Dans la société du spectacle qui se nourrit de joutes verbales et de clashs, le débat est sacralisé et celui qui s’y soustrait se voit vite accusé de sectarisme, voire de penchants anti-démocratiques. Pourtant, le cadre du débat, le contexte politique dans lequel il se déroule ou ses invités comptent au moins autant que son intitulé. Les États généraux de la bioéthique s’inscrivent ainsi dans un rapport de force très défavorable à celles et ceux qui défendent la liberté pour chacun·e de disposer de son corps.
Mieux structurés et mieux financés, nos adversaires ont massivement investi la moindre réunion, avec des conséquences désastreuses. Et il est sans doute illusoire de penser qu’on pourra inverser la tendance en se rendant individuellement à ces débats publics pour faire entendre un autre son de cloche.

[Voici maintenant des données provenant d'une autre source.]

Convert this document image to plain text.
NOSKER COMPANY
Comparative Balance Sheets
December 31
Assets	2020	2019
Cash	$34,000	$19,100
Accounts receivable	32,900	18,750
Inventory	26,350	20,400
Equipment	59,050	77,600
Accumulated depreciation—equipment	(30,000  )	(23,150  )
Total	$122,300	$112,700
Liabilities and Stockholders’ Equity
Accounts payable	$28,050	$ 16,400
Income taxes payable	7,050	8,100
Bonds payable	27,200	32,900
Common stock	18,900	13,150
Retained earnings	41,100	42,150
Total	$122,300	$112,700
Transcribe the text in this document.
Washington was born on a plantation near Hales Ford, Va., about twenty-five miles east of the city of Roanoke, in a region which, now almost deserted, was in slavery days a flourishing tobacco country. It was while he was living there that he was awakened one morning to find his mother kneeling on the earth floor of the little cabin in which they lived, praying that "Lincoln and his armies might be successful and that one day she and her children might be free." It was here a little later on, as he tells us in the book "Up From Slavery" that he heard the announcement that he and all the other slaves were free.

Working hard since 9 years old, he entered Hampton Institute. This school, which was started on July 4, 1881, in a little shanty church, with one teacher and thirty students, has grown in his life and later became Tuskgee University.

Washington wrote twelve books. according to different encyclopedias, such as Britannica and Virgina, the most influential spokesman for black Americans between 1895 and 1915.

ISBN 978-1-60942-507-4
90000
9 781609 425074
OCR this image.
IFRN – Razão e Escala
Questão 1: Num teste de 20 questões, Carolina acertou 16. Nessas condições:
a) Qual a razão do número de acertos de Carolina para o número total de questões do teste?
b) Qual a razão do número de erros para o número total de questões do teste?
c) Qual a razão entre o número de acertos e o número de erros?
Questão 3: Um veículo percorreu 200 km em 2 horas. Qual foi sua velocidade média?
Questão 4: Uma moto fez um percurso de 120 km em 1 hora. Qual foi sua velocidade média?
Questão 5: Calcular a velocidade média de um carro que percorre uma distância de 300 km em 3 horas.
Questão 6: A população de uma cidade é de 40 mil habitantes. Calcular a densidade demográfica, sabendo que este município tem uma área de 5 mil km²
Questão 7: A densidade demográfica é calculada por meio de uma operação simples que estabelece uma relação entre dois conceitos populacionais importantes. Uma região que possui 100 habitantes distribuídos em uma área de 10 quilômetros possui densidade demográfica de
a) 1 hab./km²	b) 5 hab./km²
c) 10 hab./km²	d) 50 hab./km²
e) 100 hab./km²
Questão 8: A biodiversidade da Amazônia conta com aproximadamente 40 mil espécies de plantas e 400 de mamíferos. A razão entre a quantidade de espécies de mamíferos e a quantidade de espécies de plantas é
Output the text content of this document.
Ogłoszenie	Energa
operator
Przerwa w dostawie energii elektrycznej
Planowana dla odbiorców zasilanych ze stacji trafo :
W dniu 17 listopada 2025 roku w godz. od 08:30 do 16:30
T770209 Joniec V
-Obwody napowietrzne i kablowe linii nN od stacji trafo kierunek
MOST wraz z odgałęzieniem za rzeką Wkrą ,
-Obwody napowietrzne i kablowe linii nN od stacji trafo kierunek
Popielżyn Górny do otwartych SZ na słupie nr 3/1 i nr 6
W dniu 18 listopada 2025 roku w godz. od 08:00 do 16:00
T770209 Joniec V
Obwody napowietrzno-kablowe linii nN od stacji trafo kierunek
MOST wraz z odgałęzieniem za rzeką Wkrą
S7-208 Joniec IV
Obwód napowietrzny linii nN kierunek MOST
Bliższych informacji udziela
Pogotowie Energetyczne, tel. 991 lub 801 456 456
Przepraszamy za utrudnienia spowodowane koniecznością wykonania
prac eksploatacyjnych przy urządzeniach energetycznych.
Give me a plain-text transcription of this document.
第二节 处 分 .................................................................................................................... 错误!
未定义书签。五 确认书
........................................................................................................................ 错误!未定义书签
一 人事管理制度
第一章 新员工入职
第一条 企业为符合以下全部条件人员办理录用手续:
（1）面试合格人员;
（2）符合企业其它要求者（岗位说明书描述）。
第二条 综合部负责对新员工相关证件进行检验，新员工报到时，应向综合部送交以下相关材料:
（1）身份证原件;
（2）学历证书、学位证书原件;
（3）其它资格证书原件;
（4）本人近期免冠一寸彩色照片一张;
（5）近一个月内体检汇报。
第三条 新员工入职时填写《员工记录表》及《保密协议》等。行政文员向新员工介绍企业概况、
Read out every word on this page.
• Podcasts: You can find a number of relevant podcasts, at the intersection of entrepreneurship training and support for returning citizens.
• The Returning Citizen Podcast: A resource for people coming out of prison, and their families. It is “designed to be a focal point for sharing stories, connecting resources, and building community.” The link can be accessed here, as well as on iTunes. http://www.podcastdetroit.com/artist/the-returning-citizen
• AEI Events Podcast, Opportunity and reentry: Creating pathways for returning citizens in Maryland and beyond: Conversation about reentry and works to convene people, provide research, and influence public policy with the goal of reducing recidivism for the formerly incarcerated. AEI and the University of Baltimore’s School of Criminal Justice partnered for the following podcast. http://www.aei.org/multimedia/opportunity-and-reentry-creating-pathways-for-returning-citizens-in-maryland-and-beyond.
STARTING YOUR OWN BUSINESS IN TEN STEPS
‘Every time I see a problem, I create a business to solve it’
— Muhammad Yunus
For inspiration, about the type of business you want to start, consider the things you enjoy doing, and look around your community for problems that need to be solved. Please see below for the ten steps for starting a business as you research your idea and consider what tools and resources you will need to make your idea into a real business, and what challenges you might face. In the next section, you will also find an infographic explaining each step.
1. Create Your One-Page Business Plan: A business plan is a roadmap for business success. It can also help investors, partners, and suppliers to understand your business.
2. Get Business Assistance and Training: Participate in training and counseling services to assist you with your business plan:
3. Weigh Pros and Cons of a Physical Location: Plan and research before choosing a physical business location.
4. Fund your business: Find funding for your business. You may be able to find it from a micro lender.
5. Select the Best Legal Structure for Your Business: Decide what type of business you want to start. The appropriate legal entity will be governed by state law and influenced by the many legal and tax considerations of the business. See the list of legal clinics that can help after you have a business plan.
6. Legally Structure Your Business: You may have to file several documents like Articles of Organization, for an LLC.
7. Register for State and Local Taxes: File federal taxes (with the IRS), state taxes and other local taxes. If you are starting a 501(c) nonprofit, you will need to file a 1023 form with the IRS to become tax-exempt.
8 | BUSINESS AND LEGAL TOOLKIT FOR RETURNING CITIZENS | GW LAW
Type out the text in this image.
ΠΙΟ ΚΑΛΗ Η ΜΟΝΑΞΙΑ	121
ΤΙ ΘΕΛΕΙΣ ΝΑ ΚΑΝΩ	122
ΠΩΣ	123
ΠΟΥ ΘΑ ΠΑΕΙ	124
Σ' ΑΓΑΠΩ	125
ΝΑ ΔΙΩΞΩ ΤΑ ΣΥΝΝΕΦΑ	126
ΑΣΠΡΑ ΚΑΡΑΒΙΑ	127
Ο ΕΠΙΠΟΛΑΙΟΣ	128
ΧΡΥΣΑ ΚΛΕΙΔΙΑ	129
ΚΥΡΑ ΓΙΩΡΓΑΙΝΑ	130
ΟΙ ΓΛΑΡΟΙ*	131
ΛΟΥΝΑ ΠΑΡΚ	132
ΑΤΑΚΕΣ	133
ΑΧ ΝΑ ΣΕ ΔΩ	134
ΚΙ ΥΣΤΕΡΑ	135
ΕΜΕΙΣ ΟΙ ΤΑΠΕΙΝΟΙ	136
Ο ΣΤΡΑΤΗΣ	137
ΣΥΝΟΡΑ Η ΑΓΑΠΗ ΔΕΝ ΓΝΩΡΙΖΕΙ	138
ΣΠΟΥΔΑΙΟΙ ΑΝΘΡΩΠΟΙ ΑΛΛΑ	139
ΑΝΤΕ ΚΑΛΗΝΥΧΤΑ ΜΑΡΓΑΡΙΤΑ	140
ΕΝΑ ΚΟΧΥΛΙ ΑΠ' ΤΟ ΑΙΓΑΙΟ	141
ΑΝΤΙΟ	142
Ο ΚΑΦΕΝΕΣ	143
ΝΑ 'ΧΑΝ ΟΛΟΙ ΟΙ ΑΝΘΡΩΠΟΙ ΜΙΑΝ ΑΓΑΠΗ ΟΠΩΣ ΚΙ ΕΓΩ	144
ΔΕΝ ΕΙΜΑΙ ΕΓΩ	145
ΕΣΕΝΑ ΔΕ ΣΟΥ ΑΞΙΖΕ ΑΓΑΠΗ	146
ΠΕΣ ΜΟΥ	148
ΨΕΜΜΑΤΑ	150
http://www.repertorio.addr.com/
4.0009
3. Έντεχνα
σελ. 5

Nosig, le Centre LGBTI+ de Nantes, a ainsi pu constater, dans un communiqué de presse du 20 février, que :
« l’organisation des États généraux (…) est incapable d’assurer des débats sereins» et que ceux-ci, «organisés sans aucune garantie d’équilibre dans le choix des intervenants», «sont la caisse de résonance de tous les mouvements réactionnaires. Des militants issus de « La Manif Pour Tous » y viennent en nombre, déverser leurs slogans haineux et leurs discours LGBTphobes, sans aucune modération ou réaction de la part des organisateurs ».
À Nice, une journaliste de Médiapart a pu faire le même constat.
Les vannes de la parole LGBTphobe largement ouvertes
Au-delà de ces débordements, parfaitement prévisibles, quelle justification peut-il y avoir à débattre durant six mois pour savoir s’il faut ou non accorder à une minorité les mêmes droits qu’à la majorité quand, dans le même temps, le gouvernement réforme par ordonnances ?
Pourquoi faut-il toujours qu’avant de progresser même très légèrement, nos droits fassent l’objet d’infinis débats qui ouvrent systématiquement les vannes de la parole LGBTphobe et où les personnes concernées ne sont que peu (voire pas du tout) représentées ?
Ces États généraux de la bioéthique posent ainsi aux personnes LGBT un insupportable dilemme. Ne pas y participer, c’est risquer de laisser le terrain libre à La Manif Pour Tous. Y participer, c’est risquer de servir de faire-valoir et de caution à un combat inégal et biaisé.
Face à cette impasse, plusieurs associations LGBT et féministes (dont Act Up, le Planning familial, SOS Homophobie…) ont publié mi-janvier une déclaration commune dans laquelle elles se disent «consternées de devoir à nouveau rappeler que l’autonomie et le libre-arbitre des personnes et en particulier des femmes, n’est pas un objet d’«éthique» et ne devrait plus faire débat».
Ce constat d’illégitimité, il convient de le garder en tête, quand bien même on déciderait malgré tout de se prêter au jeu de ces États généraux.